Any other player—literally any other player—would acknowledge that they’re late for a date at the glue factory. Any other legend would treat their retirement announcement as the start of the victory lap, contenting himself with spending the majority of games soaking it all in. Bryant, however, refuses to adjust.
Through his illustrious career, Bryant has always taken ill-advised shots, and his ill-advised shots have always involved a lot of pronounced push from his legs. He has long elevated over or faded from two, three, or even four players before falling back to earth with a signature, canted flick of his leg. But now his legs, ravaged from overuse and injury, stiffen during games, an ailment from which he has so far been unable to recover. He can’t explode in any direction, he can’t reliably hoist the ball far enough to bypass the front iron, and the shooting touch that he has spent his entire life cultivating has apparently abandoned him with his rotator cuff. Still, his style of play and his objectives are virtually identical to the Bryant who won five titles! He cannot play that way now, and yet Bryant refuses to attempt to be anything other than what he was in his prime.
“I’m playing like shit,” he said exactly one month ago. “I’m getting the shots, I just can’t make them. (But) at some point, you have to say the hell with all of that and figure out how to put the ball in the hole.”
This quote perfectly encapsulates who Bryant is. He is not playing like shit; he is a shitty player. But what he also is, and what he has always been, is utterly, unapologetically shameless. Shamelessness is different from bravery (which he has) or confidence (which all great players have). Bryant’s shamelessness stems from his single-mindedness. He wants to win, and he wants to further cement his legacy, even if his playing ensures the very opposite. He now finds himself the leader of a team that is—largely because of him and his poor reputation as a teammate—too young and too untalented to do anything but lose, wait, and have another go next autumn. But that’s too late for Bryant, and so he has put his teammates on his back and is dragging them to the bottom. It’s glorious! His shamelessness is why he’s still shooting 18 times a game; his shamelessness is why he is somehow still the Lakers’ best scoring option.
Sports are often likened to war. This is disingenuous bullshit, but many still use language like “gunslingers” and “gladiators” and “going out on their shields.” We rarely ever get to see what that looks like, to see an athlete completely embrace the fiction themselves and die as they lived.
When all else is stripped away, what’s left is Bryant’s warrior spirit and pure shamelessness.
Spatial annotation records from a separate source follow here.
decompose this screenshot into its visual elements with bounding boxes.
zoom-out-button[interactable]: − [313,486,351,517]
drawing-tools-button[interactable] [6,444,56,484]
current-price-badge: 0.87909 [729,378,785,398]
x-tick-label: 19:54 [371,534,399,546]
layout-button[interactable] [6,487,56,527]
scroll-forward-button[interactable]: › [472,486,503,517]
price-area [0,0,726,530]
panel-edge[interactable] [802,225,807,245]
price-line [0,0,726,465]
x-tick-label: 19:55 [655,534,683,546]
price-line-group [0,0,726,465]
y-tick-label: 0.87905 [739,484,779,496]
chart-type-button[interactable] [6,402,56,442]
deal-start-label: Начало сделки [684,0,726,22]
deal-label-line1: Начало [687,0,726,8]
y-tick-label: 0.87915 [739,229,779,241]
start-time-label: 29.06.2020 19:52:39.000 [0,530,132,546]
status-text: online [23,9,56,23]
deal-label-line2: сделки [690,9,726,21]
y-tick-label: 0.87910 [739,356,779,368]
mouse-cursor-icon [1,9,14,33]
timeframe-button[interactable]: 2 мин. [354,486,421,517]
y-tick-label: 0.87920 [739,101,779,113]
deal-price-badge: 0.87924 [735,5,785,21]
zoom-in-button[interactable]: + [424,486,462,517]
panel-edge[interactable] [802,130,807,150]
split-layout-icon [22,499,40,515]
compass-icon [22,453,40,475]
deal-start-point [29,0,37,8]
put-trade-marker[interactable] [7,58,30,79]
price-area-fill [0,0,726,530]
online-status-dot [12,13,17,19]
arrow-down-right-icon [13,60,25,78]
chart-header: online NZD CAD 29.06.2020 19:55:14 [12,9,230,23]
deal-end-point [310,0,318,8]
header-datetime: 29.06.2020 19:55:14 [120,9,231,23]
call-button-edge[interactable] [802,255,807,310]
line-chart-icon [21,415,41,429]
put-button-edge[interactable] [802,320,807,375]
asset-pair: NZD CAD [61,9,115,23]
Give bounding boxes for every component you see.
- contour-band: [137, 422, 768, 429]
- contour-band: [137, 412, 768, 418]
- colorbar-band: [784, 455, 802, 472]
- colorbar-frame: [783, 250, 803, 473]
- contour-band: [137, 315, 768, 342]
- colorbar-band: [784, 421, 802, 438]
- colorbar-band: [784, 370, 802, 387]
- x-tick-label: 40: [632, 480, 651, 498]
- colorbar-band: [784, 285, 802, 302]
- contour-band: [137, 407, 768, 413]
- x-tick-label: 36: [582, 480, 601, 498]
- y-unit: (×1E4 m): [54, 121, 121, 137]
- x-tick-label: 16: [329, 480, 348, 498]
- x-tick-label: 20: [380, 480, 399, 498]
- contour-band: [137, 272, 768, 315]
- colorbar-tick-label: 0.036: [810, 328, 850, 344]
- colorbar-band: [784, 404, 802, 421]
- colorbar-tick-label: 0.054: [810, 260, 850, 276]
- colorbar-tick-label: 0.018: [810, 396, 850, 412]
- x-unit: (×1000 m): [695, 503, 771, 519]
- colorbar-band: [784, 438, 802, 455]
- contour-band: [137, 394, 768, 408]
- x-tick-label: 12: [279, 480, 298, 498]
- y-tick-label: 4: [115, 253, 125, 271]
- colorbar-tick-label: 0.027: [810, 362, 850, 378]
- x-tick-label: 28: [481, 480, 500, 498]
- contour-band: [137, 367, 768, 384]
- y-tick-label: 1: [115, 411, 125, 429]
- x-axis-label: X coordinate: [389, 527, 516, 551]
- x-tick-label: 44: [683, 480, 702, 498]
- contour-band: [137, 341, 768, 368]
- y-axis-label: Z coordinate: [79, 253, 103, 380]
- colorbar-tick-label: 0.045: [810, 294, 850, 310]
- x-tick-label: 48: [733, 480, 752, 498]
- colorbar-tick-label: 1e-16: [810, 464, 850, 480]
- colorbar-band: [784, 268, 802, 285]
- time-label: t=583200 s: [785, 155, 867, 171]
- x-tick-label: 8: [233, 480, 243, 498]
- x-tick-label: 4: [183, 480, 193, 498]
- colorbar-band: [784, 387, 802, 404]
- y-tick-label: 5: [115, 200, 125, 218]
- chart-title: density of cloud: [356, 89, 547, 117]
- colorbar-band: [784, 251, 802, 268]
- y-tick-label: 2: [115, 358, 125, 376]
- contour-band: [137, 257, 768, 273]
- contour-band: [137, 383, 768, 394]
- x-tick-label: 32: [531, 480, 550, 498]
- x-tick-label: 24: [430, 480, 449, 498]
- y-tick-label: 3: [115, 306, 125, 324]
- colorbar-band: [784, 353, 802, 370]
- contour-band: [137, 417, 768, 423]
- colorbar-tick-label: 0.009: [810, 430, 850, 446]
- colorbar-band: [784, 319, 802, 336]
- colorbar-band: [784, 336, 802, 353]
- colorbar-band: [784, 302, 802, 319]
The best part of it all is that there are enough games and enough bad wing players in this league that Bryant will almost surely explode for 23 points a few more times before bowing out. Every aberration will only strengthen his resolve.
“I’m not gonna save it for pickup basketball in Equinox in December,” he said last night. “I’m gonna play.”
This is what that looks like. He only has so many games until he walks or else is carried off the basketball court one last time, and I will worship him until he does.